Estaba perdiendo la cabeza, el talento y hasta la cordura. Todo el día me encontraba en ese maldito cuarto de pánico sollozando o durmiendo, hasta que me abrían la puerta y corría a comer como bestia. Mi mascota me miraba aterrada y yo me burlaba de su rostro. Luego, me apresuraba al cuarto de tortura, donde en lugar de torturarme como se debe, golpeaba bolsas con cal y paredes hasta que me sangraban los nudillos. Gritaba y me abalanzaba sobre las cosas. Caminaba por las paredes y me arañaba a mi misma.
El siguiente paso, era el más emocionante. Me sacaban un rato y podía nadar en el río que quedaba muy cerca de mi hogar. Volvía con la frescura de la tarde y entraba a mi cuarto a preparar uno que otro papel.
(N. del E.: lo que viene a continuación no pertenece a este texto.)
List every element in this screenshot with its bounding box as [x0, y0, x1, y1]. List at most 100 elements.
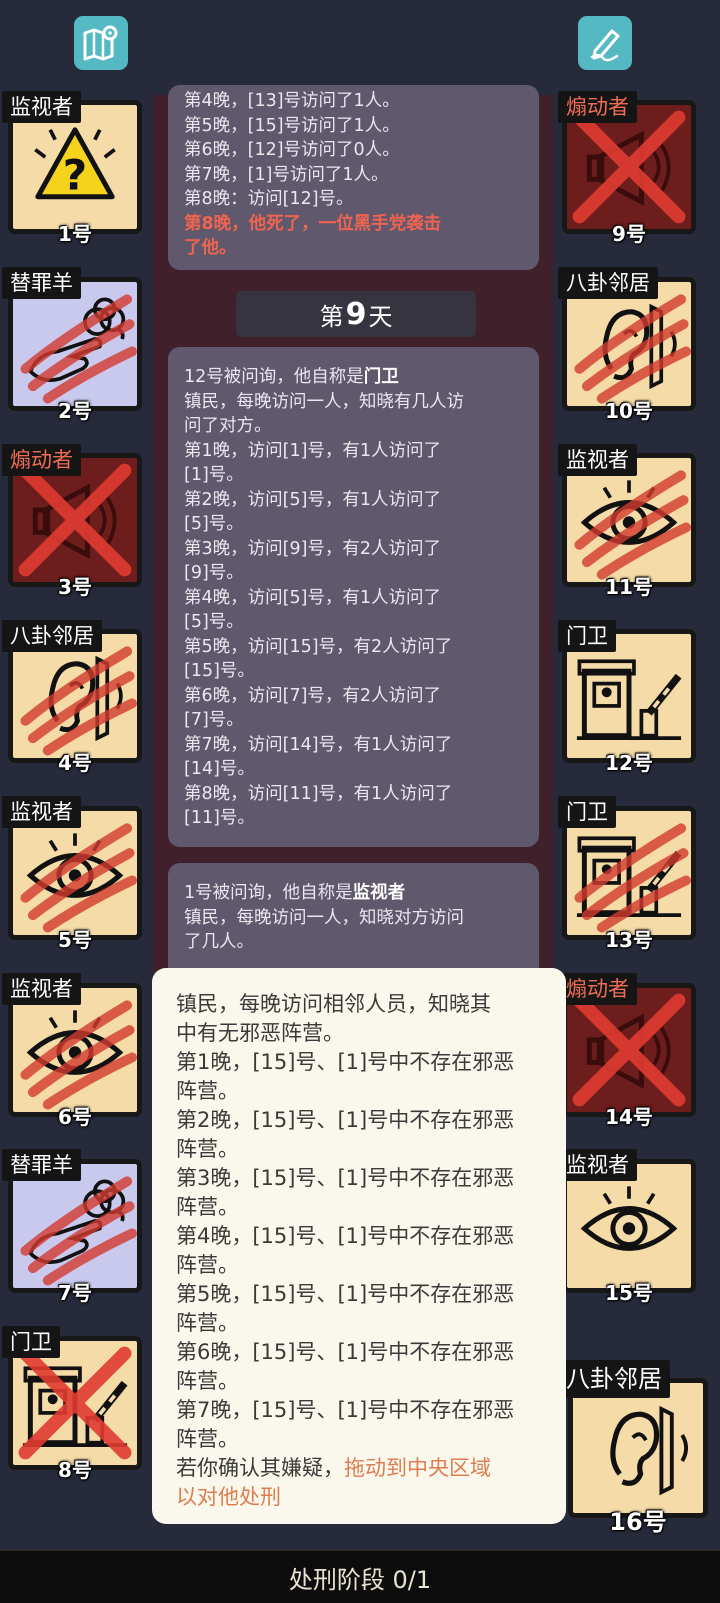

Me bañaba y terminaba frente a una pantalla que en ocasiones me decía que hacer, o me desacreditaba, incluso me daba algunos momentos de placer.
No puedo decir que me rendía, pero después de un rato se me ocurrían cosas y lo de temprano, tarde y noche dejaba de tener sentido. Entonces me sentía yo. Así era el final del día, un pobre ente acostado en el techo de la casa, viendo estrellas y preguntándose qué tanto sabía de la vida, o qué tanto podía describir.